Brett DerGarabedian is a senior biochemistry and molecular biology major from New Jersey. He is the executive chairperson for Hit the Bricks as well as the publicity lieutenant for Wake EMS and president of the Club Lacrosse team.
He joined the Old Gold & Black to discuss his inspiration for directing Hit the Bricks and the exciting activities that will take place at the event. For those who are unfamiliar with the event, Hit the Bricks is a fundraising event for the Brian Piccolo Cancer Research Fund where students, faculty and staff run around Hearn Plaza, raising money for cancer research with each lap they complete. This years event will “run” Thursday, Sept. 28, earlier than usual. At 11 a.m. the running will begin, while the event will close at 7 p.m. with the memorial lap and a recollection of those who have passed away from or are currently fighting cancer. Student and faculty speakers, including Tim Allman from the Office of the Chaplain, will also speak to conclude the event.
What special events and speakers can we look forward to at Hit the Bricks this year?
Like he does every year, President Hatch will speak again this year as well as Stan Cotton, the voice of the Demon Deacons. He will open up the event. Dr. Boris Pasche from the cancer center will also come from the Baptist Medical Center to speak. We also always have a fun, whacky lap as well as the “no-feet” lap and a Krispy-Kreme lap. A lot of student organizations and performance groups will also join the event, so we are looking forward to another fun year.
What has inspired you to dedicate your time to Hit the Bricks?
Cancer is one of those things that everyone has a personal experience with. For me, I have had friends who developed cancer at a young age and friends whose parents have fought cancer. It’s hard to imagine what life would be like without those people, and even harder to imagine what it would be like to lose a parent that young. The research that Hit the Bricks contributes to is so important to me because I don’t think that anyone should have to go through that. I hope that cancer research could find a cure for the disease so that we may alleviate that pain. That hope for a cure rallies so many people and brings them out to support Hit the Bricks.
What can we do to get involved with Hit the Bricks?
To get involved, you can volunteer to sell luminaries and raffle tickets the weeks before the event. This Monday we will start selling these things outside the Pit. You may also volunteer to assist with set-up and assisting runners the day of the event, passing out food and making sure that participants have everything they need. Of course, you can participate in the event, signing up for teams of up to 16 people in one of our six divisions. The cost is $20 per person and you can sign up online. You can pay with credit or debit card online or pay with cash or check by delivering your payment to the Pro Humanitate Institute. If you don’t have a team that you want to join, but would still like to participate, we’re expanding the “Wake Nation” team so that members of the community can sign up the day of the event and run. Maybe your student organization was a little late signing up, then you can come through and get placed on a team. It is sometimes hard to be an individual and get involved on campus, especially if you are a first-year student. I know that there are so many things going on around campus, so it’s easy to forget when to sign up. But we still want as many people to participate as possible.
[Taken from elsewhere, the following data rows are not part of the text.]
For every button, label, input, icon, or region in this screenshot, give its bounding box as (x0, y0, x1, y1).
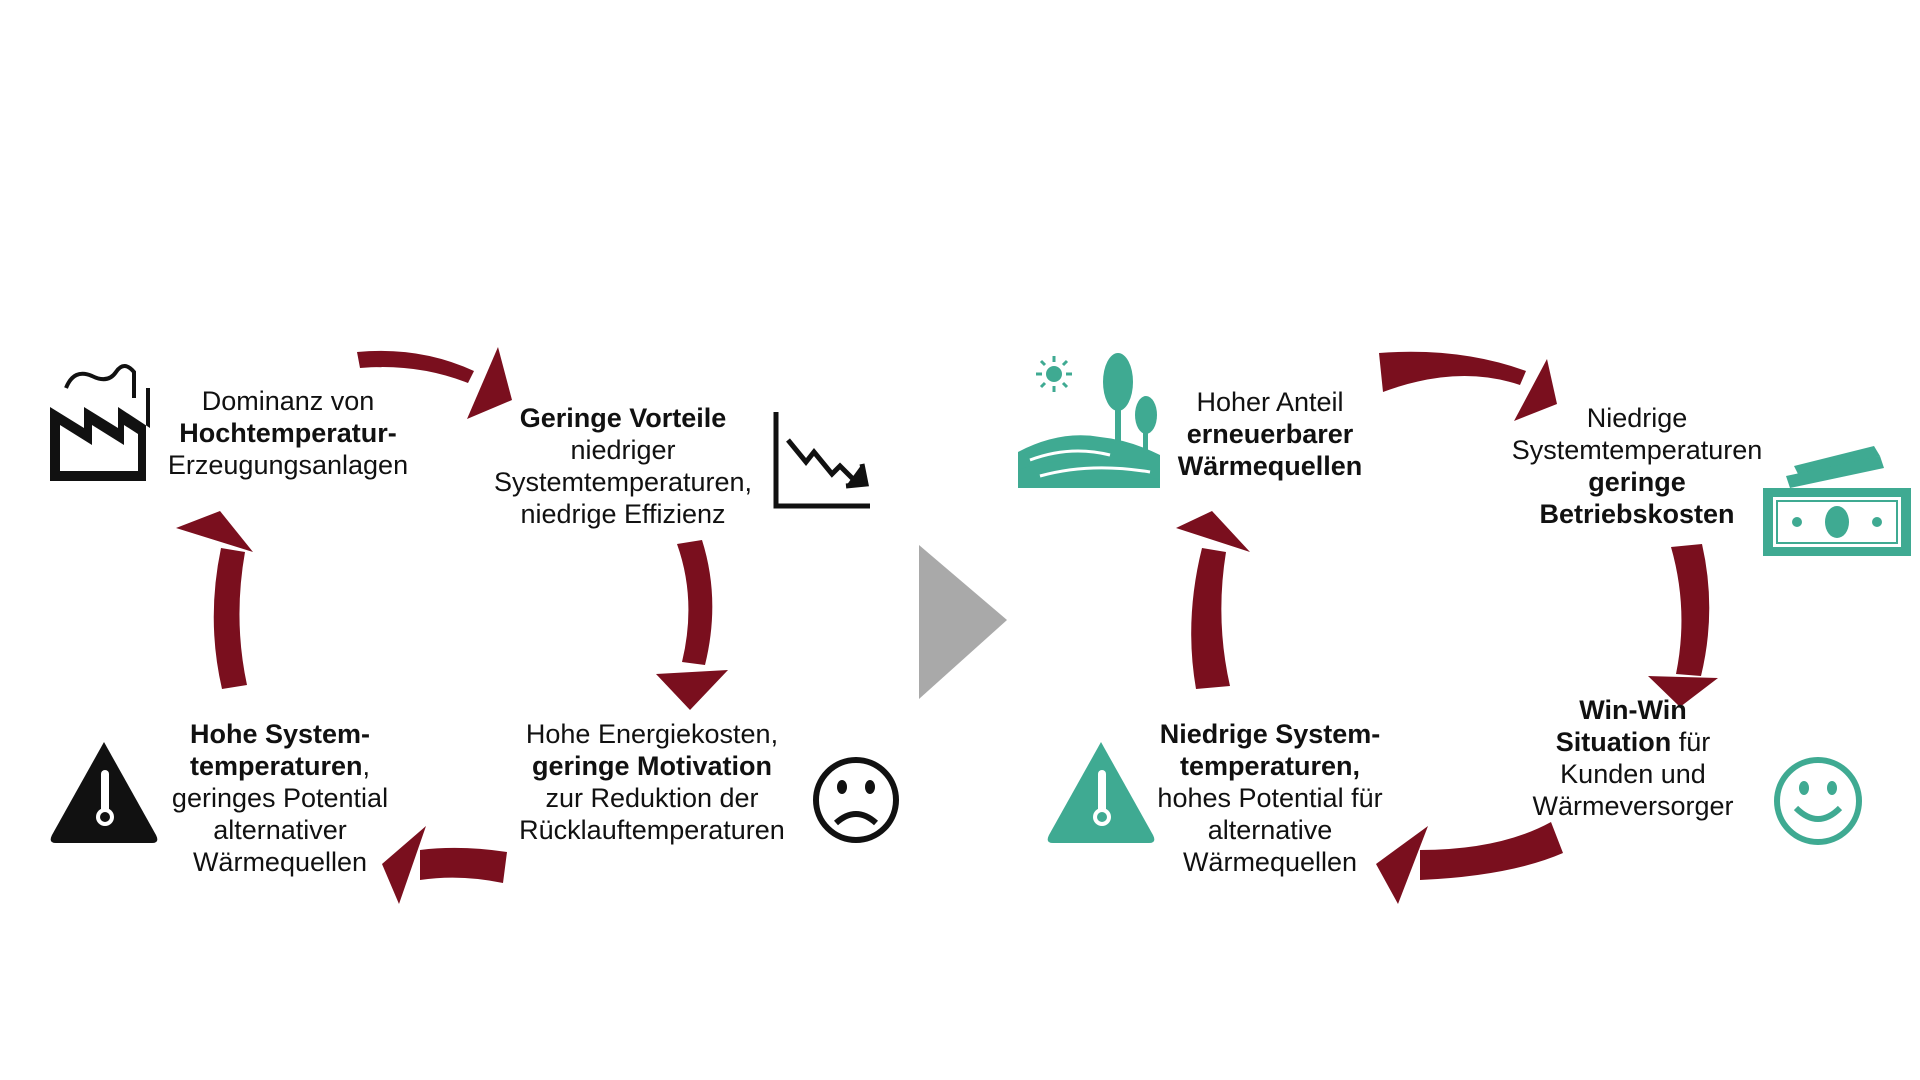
text-line: hohes Potential für (1157, 783, 1383, 813)
arrow-left-left-cycle-head (176, 511, 253, 552)
left-cycle-top-left-text: Dominanz von Hochtemperatur- Erzeugungsa… (148, 385, 428, 481)
text-line: Dominanz von (201, 386, 375, 416)
text-line-bold: Hohe System- (189, 719, 371, 749)
money-icon (1763, 446, 1911, 556)
thermometer-warning-icon (1047, 742, 1155, 843)
text-line: alternativer (213, 815, 347, 845)
text-line: Systemtemperaturen, (493, 467, 753, 497)
left-cycle-arrows (176, 347, 728, 904)
arrow-left-left-cycle (213, 548, 247, 689)
right-cycle-top-right-text: Niedrige Systemtemperaturen geringe Betr… (1492, 402, 1782, 530)
text-line: zur Reduktion der (545, 783, 759, 813)
right-cycle-bottom-right-text: Win-Win Situation für Kunden und Wärmeve… (1508, 694, 1758, 822)
text-line: Niedrige (1586, 403, 1688, 433)
text-line: niedrige Effizienz (520, 499, 726, 529)
text-line-bold: Win-Win (1579, 695, 1687, 725)
arrow-top-left-cycle-head (467, 347, 512, 419)
text-line-bold: Betriebskosten (1539, 499, 1735, 529)
text-line-bold: erneuerbarer (1186, 419, 1354, 449)
text-line: Kunden und (1560, 759, 1706, 789)
right-cycle-bottom-left-text: Niedrige System- temperaturen, hohes Pot… (1135, 718, 1405, 878)
declining-chart-icon (773, 412, 870, 509)
text-line: Rücklauftemperaturen (519, 815, 785, 845)
happy-face-icon (1774, 757, 1862, 845)
arrow-bottom-left-cycle (420, 847, 507, 883)
text-line: Erzeugungsanlagen (167, 450, 409, 480)
text-line: Hohe Energiekosten, (525, 719, 779, 749)
arrow-left-right-cycle (1191, 548, 1230, 689)
text-line: Wärmequellen (192, 847, 368, 877)
arrow-right-right-cycle-head (1648, 676, 1718, 707)
text-line-mixed: temperaturen, (189, 751, 371, 781)
text-line-bold: temperaturen, (1179, 751, 1361, 781)
text-line-bold: Hochtemperatur- (179, 418, 397, 448)
arrow-bottom-right-cycle-head (1376, 826, 1428, 904)
sad-face-icon (813, 757, 899, 843)
right-cycle-top-left-text: Hoher Anteil erneuerbarer Wärmequellen (1140, 386, 1400, 482)
right-cycle-arrows (1176, 351, 1718, 904)
text-line: niedriger (570, 435, 676, 465)
text-line: Wärmeversorger (1532, 791, 1734, 821)
text-line: alternative (1207, 815, 1333, 845)
arrow-right-left-cycle-head (656, 670, 728, 710)
arrow-bottom-left-cycle-head (382, 826, 426, 904)
arrow-top-right-cycle (1379, 351, 1526, 392)
text-line-bold: Niedrige System- (1159, 719, 1381, 749)
left-cycle-bottom-left-text: Hohe System- temperaturen, geringes Pote… (155, 718, 405, 878)
left-cycle-bottom-right-text: Hohe Energiekosten, geringe Motivation z… (502, 718, 802, 846)
text-line-mixed: Situation für (1555, 727, 1711, 757)
arrow-left-right-cycle-head (1176, 511, 1250, 552)
text-line: Wärmequellen (1182, 847, 1358, 877)
text-line-bold: Wärmequellen (1177, 451, 1363, 481)
arrow-top-right-cycle-head (1514, 359, 1557, 421)
renewable-landscape-icon (1018, 353, 1160, 488)
arrow-top-left-cycle (357, 350, 474, 383)
arrow-bottom-right-cycle (1420, 822, 1563, 880)
arrow-right-right-cycle (1671, 544, 1710, 676)
thermometer-warning-icon (50, 742, 158, 843)
chevron-right-icon (919, 545, 1007, 699)
arrow-right-left-cycle (677, 540, 713, 665)
text-line-bold: geringe Motivation (531, 751, 772, 781)
text-line: Hoher Anteil (1196, 387, 1344, 417)
text-line: Systemtemperaturen (1511, 435, 1763, 465)
factory-icon (50, 364, 150, 481)
text-line-bold: Geringe Vorteile (519, 403, 727, 433)
left-cycle-top-right-text: Geringe Vorteile niedriger Systemtempera… (478, 402, 768, 530)
text-line: geringes Potential (171, 783, 389, 813)
text-line-bold: geringe (1588, 467, 1686, 497)
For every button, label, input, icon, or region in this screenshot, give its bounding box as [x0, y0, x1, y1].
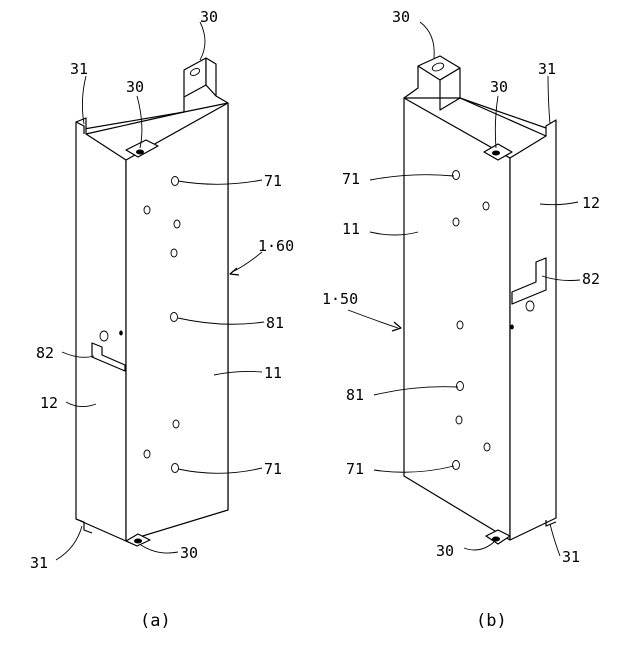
label-30-front-b: 30: [490, 78, 508, 96]
label-71-top-b: 71: [342, 170, 360, 188]
label-1-50-b: 1·50: [322, 290, 358, 308]
tab-30-top-b: [418, 56, 460, 110]
panel-b: 30 30 31 71 12 11 82 1·50 81 71 30 31 (b…: [322, 8, 600, 631]
label-12-b: 12: [582, 194, 600, 212]
label-30-bottom-b: 30: [436, 542, 454, 560]
label-30-top-a: 30: [200, 8, 218, 26]
label-31-right-b: 31: [538, 60, 556, 78]
label-30-bottom-a: 30: [180, 544, 198, 562]
tab-30-top-a: [184, 58, 216, 97]
label-1-60-a: 1·60: [258, 237, 294, 255]
label-11-b: 11: [342, 220, 360, 238]
label-31-left-a: 31: [70, 60, 88, 78]
panel-a: 30 31 30 71 1·60 81 82 11 12 71 31 30 (a…: [30, 8, 294, 631]
caption-a: (a): [140, 611, 171, 631]
label-82-a: 82: [36, 344, 54, 362]
label-81-a: 81: [266, 314, 284, 332]
label-11-a: 11: [264, 364, 282, 382]
label-30-top-b: 30: [392, 8, 410, 26]
front-panel-11-b: [404, 98, 510, 540]
label-31-bottom-b: 31: [562, 548, 580, 566]
front-panel-11-a: [126, 103, 228, 541]
label-31-bottom-a: 31: [30, 554, 48, 572]
label-81-b: 81: [346, 386, 364, 404]
label-82-b: 82: [582, 270, 600, 288]
label-71-bottom-b: 71: [346, 460, 364, 478]
label-71-top-a: 71: [264, 172, 282, 190]
side-panel-12-a: [76, 118, 126, 541]
side-panel-12-b: [510, 120, 556, 540]
label-30-front-a: 30: [126, 78, 144, 96]
label-12-a: 12: [40, 394, 58, 412]
caption-b: (b): [476, 611, 507, 631]
label-71-bottom-a: 71: [264, 460, 282, 478]
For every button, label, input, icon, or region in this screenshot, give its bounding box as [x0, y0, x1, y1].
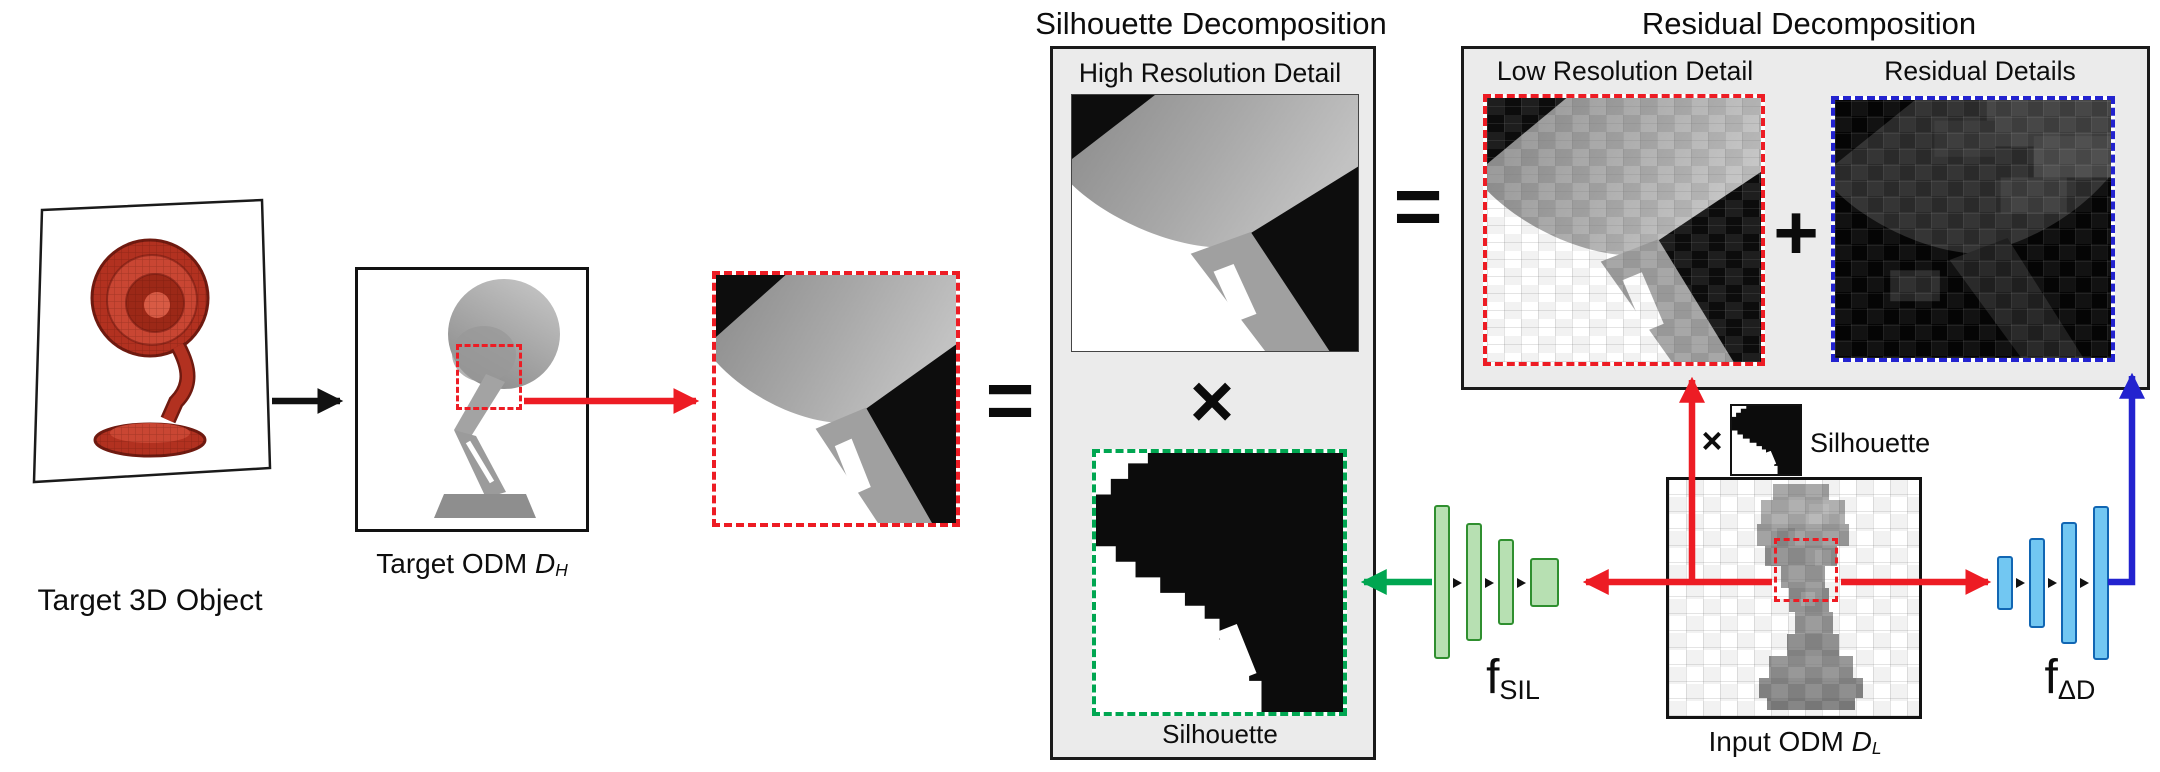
odm-lamp-base — [434, 494, 536, 518]
target-odm-variable: D — [534, 548, 556, 579]
high-resolution-detail-label: High Resolution Detail — [1078, 58, 1342, 88]
target-odm-crop-box — [456, 344, 522, 410]
zoomed-detail-box — [712, 271, 960, 527]
input-odm-image — [1669, 480, 1919, 716]
residual-details-label: Residual Details — [1884, 56, 2076, 86]
residual-decomposition-title: Residual Decomposition — [1641, 6, 1977, 41]
silhouette-thumbnail — [1730, 404, 1802, 476]
input-odm-variable: D — [1851, 726, 1872, 757]
target-3d-object-label: Target 3D Object — [37, 584, 263, 617]
residual-details-image — [1831, 96, 2115, 362]
f-sil-network — [1434, 505, 1559, 659]
multiply-sign: × — [1189, 359, 1235, 444]
input-odm-lamp — [1757, 484, 1863, 710]
input-odm-subscript: L — [1871, 738, 1882, 759]
f-delta-d-base: f — [2044, 651, 2058, 704]
target-3d-object-render — [32, 198, 272, 484]
input-odm-label-text: Input ODM — [1708, 726, 1852, 757]
lamp-arm — [162, 343, 193, 423]
equals-sign-panels: = — [1393, 159, 1443, 253]
high-resolution-detail-image — [1071, 94, 1359, 352]
input-odm-label: Input ODM DL — [1655, 726, 1935, 759]
f-sil-base: f — [1486, 651, 1500, 704]
mask-silhouette-label: Silhouette — [1810, 428, 1931, 458]
target-odm-label: Target ODM DH — [355, 548, 589, 581]
f-sil-subscript: SIL — [1499, 674, 1540, 705]
f-sil-label: fSIL — [1448, 650, 1578, 706]
target-odm-subscript: H — [555, 560, 568, 581]
low-resolution-detail-label: Low Resolution Detail — [1496, 56, 1754, 86]
low-resolution-detail-image — [1483, 94, 1765, 366]
plus-sign: + — [1773, 188, 1819, 276]
silhouette-decomposition-title: Silhouette Decomposition — [1035, 6, 1387, 41]
f-delta-d-label: fΔD — [2000, 650, 2140, 706]
lamp-3d-model — [90, 238, 210, 458]
odm-lamp-arm-upper — [454, 374, 505, 438]
target-odm-label-text: Target ODM — [376, 548, 535, 579]
silhouette-image — [1092, 449, 1347, 716]
mask-multiply-sign: × — [1701, 420, 1723, 461]
f-delta-d-subscript: ΔD — [2057, 674, 2096, 705]
f-delta-d-network — [1997, 506, 2109, 660]
silhouette-caption: Silhouette — [1162, 719, 1278, 749]
input-odm-crop-box — [1774, 538, 1838, 602]
equals-sign-detail: = — [985, 353, 1035, 447]
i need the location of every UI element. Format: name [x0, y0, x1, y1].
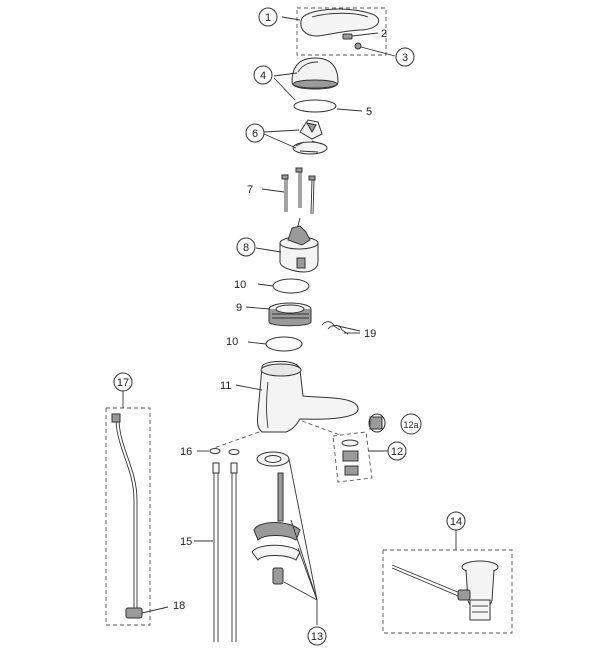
part-cap [354, 42, 362, 50]
callout-18: 18 [173, 600, 185, 612]
callout-6-label: 6 [252, 128, 258, 140]
callout-10-upper: 10 [234, 279, 246, 291]
callout-2: 2 [381, 28, 387, 40]
callout-13-label: 13 [311, 631, 323, 643]
callout-8-label: 8 [243, 242, 249, 254]
part-o-ring-10-lower [265, 336, 303, 352]
part-pop-up-waste [382, 549, 513, 634]
callout-11-label: 11 [220, 380, 231, 392]
part-dome-cover [291, 57, 339, 90]
callout-2-label: 2 [381, 28, 387, 40]
callout-5-label: 5 [366, 106, 372, 118]
part-grub-screw [342, 33, 353, 40]
callout-14-label: 14 [450, 516, 462, 528]
callout-10-lower: 10 [226, 336, 238, 348]
callout-13: 13 [307, 626, 327, 646]
part-o-ring-10-upper [272, 278, 310, 294]
part-aerator-kit [332, 431, 373, 483]
part-tap-body [257, 360, 359, 433]
part-flexible-hoses [212, 462, 238, 642]
part-connector [125, 607, 143, 619]
part-lever-handle [296, 7, 387, 56]
part-fixing-set [251, 451, 301, 585]
part-adaptor [292, 119, 328, 155]
part-screws [281, 167, 316, 215]
callout-12a: 12a [400, 413, 422, 435]
callout-7: 7 [247, 184, 253, 196]
part-o-ring-5 [293, 99, 337, 113]
callout-3: 3 [395, 47, 415, 67]
callout-9-label: 9 [236, 302, 242, 314]
callout-17-label: 17 [117, 377, 129, 389]
callout-9: 9 [236, 302, 242, 314]
callout-10-lower-label: 10 [226, 336, 238, 348]
part-threaded-nut [268, 302, 312, 327]
callout-16: 16 [180, 446, 192, 458]
callout-19-label: 19 [364, 328, 376, 340]
callout-1-label: 1 [265, 12, 271, 24]
callout-3-label: 3 [402, 52, 408, 64]
callout-8: 8 [236, 237, 256, 257]
callout-4-label: 4 [260, 70, 266, 82]
part-aerator [368, 413, 386, 433]
part-cartridge [279, 217, 319, 273]
callout-11: 11 [220, 380, 231, 392]
callout-12-label: 12 [391, 446, 403, 458]
part-connection-pipe [105, 407, 151, 626]
callout-17: 17 [113, 372, 133, 392]
callout-15: 15 [180, 536, 192, 548]
callout-10-upper-label: 10 [234, 279, 246, 291]
callout-15-label: 15 [180, 536, 192, 548]
part-clips [321, 321, 349, 335]
callout-18-label: 18 [173, 600, 185, 612]
part-washers [209, 448, 240, 455]
callout-1: 1 [258, 7, 278, 27]
callout-16-label: 16 [180, 446, 192, 458]
callout-14: 14 [446, 511, 466, 531]
callout-6: 6 [245, 123, 265, 143]
callout-7-label: 7 [247, 184, 253, 196]
callout-4: 4 [253, 65, 273, 85]
callout-12a-label: 12a [403, 420, 418, 430]
callout-5: 5 [366, 106, 372, 118]
callout-12: 12 [387, 441, 407, 461]
callout-19: 19 [364, 328, 376, 340]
What is your most memorable Hit the Bricks story?
It was my freshman year when I first volunteered for Hit the Bricks. I remember sitting in Wait Chapel for the Spirit of Wake Forest presentation, listening to the student speakers talk about what Hit the Bricks does. I immediately had an affinity for helping for the event so I go involved selling tickets before the event. But the coolest moment was walking up to Hearn Plaza at the beginning of the event, seeing the explosion of excitement of the runners.
I had never seen the whole university come together until that point, and it was the first time that I felt like a part of the Wake Forest experience. Even after being on campus for a few months, going to class and meeting new people, Hit the Bricks was the first time I felt like I belonged at Wake Forest. I really hope that freshman will feel like that this year.